Though ‘Max Mercury’ was known- to those in certain circles- within London as a person with certain paranormal abilities, and a capability regardless of that to investigate and solve unusual problems, Kira Kurin and her abilities were more or less known only to Mercury. At least, in this sort of capacity. She had friends and family, who he could only assume were largely unaware of what she could be asked to do in her spare time. At the drop of a hat, she’d use her fairly unique power to help Mercury in his endeavours, motivated as much by the excitement of it as by any monetary reward. She was playful as a cat, though, on the quiet, and hard to entirely predict. In general, as long as she could experience Mercury’s jobs while being one step removed, that suited her fine.

I can’t fault her, though. A girl her age shouldn’t be slumming around in basements with grotty gangsters.
“Alright, Kira.” He brought out a map, spreading it out on the step between them. “Find me one in the city.”
“No time like the present.”
She narrowed her eyes. “Making so many demands. Ugh. Why don’t you ask those other psychic girls you hang around with all over London?”
“You overestimate me, really.”
“If I do this, I get to ask about your personal life some more.”
Mercury groaned internally. He must have made some actual noise as well, prompting a weird look from Kira.

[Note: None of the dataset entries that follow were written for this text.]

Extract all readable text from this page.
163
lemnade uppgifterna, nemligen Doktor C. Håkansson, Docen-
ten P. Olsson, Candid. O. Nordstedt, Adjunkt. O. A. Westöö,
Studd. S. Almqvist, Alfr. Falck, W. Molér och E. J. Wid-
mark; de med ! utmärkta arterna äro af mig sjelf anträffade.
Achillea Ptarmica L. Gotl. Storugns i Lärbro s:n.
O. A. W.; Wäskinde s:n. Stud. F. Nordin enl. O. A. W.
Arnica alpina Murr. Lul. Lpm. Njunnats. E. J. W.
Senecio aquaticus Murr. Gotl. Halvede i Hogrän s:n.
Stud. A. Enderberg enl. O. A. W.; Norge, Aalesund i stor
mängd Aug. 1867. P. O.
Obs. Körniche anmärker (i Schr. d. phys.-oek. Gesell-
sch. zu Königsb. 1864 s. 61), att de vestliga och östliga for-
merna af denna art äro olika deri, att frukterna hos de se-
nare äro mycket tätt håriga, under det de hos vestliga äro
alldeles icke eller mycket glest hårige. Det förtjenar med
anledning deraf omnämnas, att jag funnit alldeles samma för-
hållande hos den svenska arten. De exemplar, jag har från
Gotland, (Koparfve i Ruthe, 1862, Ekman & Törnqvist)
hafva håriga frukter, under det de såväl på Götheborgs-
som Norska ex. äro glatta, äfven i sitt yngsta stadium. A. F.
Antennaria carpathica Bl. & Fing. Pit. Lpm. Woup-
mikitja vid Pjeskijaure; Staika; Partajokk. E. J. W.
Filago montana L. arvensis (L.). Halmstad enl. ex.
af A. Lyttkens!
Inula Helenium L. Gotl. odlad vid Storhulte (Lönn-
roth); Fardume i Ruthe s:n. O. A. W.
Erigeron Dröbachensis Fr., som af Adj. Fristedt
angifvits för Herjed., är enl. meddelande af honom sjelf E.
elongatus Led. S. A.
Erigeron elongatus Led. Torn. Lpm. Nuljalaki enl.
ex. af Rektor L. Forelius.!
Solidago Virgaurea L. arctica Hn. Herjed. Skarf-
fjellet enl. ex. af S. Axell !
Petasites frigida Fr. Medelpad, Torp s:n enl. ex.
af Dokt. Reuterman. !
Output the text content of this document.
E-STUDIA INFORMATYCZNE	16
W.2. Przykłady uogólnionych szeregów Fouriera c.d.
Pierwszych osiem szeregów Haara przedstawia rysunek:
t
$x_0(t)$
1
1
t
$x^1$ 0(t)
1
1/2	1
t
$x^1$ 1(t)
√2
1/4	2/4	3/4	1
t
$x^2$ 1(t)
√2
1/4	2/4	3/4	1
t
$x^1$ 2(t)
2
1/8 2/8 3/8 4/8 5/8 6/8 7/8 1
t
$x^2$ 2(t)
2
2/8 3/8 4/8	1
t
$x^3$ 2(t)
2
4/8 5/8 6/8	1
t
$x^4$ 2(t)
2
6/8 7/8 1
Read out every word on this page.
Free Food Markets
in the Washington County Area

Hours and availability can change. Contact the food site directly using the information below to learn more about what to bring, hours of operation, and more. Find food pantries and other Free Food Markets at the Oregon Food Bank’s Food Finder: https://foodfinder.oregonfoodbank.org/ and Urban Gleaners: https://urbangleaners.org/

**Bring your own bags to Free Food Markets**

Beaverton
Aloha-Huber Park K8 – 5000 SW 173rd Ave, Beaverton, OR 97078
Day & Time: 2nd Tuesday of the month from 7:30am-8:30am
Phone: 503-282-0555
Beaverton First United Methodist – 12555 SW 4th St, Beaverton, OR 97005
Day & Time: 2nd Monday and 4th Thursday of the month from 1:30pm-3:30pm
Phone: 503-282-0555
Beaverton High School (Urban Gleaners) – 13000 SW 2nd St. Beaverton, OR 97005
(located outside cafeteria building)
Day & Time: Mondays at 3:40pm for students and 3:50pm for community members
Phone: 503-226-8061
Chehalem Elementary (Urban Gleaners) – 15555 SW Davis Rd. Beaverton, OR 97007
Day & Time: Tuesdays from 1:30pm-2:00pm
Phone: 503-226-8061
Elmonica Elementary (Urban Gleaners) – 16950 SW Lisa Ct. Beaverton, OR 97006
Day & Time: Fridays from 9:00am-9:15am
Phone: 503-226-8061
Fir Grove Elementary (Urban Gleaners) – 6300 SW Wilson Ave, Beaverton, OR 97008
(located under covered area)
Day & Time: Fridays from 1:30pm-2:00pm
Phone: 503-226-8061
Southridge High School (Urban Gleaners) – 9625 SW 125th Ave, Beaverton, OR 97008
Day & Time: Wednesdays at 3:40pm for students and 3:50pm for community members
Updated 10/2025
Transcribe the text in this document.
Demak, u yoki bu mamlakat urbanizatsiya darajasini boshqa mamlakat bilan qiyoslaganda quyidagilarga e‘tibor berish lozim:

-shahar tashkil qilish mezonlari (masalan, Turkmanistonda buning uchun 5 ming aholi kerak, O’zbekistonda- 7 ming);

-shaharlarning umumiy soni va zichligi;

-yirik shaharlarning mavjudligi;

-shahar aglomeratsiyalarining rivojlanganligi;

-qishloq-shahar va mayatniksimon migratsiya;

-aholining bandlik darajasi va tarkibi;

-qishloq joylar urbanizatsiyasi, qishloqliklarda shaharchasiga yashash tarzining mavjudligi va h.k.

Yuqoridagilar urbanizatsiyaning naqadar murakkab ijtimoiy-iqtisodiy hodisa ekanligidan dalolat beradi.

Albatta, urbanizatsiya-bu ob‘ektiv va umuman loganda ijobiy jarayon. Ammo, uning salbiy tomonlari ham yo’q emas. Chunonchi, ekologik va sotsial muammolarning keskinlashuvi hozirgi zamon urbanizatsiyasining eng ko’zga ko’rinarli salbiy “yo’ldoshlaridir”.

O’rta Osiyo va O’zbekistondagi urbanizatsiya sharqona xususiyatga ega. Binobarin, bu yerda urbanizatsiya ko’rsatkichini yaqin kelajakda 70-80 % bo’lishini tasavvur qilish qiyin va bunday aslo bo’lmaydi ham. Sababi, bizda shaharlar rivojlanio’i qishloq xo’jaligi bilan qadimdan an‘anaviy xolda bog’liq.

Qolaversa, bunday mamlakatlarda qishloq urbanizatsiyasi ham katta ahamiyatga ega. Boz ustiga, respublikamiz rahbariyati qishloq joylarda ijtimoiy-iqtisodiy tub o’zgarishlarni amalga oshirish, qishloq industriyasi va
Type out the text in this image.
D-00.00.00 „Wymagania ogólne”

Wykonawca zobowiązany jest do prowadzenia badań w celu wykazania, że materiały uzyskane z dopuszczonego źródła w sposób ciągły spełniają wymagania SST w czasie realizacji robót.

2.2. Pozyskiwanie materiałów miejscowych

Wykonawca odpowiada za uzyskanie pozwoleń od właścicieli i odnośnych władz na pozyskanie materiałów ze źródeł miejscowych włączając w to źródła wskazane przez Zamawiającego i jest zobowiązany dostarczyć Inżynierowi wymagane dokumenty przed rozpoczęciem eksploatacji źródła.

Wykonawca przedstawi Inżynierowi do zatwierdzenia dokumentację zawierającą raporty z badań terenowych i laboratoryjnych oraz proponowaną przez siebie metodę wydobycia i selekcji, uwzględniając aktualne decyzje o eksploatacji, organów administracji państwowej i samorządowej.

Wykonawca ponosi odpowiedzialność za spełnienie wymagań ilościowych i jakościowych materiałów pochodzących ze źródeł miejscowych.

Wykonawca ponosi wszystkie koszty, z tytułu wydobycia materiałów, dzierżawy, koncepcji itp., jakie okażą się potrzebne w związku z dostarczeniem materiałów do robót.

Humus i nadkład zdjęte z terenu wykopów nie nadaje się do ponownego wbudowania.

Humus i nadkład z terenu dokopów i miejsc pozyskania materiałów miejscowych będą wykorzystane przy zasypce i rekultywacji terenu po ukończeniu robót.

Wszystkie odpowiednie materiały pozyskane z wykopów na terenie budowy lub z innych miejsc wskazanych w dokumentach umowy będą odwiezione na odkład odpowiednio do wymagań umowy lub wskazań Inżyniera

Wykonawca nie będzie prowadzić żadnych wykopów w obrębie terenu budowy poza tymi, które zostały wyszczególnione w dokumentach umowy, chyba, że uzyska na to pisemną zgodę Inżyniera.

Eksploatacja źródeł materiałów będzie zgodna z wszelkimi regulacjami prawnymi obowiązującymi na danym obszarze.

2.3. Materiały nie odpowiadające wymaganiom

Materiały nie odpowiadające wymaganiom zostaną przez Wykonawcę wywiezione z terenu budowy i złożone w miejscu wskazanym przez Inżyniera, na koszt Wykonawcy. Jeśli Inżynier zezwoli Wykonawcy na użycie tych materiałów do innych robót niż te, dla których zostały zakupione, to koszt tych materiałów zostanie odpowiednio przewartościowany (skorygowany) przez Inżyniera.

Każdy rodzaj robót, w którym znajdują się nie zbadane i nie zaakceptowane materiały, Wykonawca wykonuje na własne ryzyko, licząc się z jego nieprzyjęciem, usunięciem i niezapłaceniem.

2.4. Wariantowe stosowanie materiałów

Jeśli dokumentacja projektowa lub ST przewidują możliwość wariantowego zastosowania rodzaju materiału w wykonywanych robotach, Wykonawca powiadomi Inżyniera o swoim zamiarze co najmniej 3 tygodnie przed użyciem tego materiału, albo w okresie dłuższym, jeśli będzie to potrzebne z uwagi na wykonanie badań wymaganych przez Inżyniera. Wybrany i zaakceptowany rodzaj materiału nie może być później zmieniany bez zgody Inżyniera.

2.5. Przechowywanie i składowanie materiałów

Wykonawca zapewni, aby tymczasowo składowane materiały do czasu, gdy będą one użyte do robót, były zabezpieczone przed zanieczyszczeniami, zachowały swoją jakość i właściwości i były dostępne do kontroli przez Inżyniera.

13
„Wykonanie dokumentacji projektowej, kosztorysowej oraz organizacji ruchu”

“Alright, the sooner the better. Please find me one that can do what we need.”

“You might still be better off asking a mind-reader.” Kira sat facing the map, and began making signs with her hands, touching her fingernails to precise points along the map’s boundaries. “I can locate some within the general range of power that you want, but to tell specifics will be hard.” A grid pattern of thin, glowing red lines spread across the map from the points she touched, interconnecting in strange geometric designs. ” We’ll have to just go through the wandering ones till we find one willing to try.” Keeping one finger on the map, Kira raised her other hand skywards. A rapidly-growing duplicate of the red pattern flew into the air, settling somewhere above the rooftops. Invisible to most mortal eyes, Mercury knew, but the more canny ghosts and psychics would have already spotted that. Speaking of which…
“I know a telepath, but she’s busy today.” He put his hands on his hips, standing to observe the pattern in the sky. “Still, once she sees this she might get jealous and want to be involved.”
“So that’s why you were so urgent.”
“That, and we need the dead body as fresh as possible.” He sighed, still not really at ease with his own plan. “We need to find a ghost to possess it, and soon.”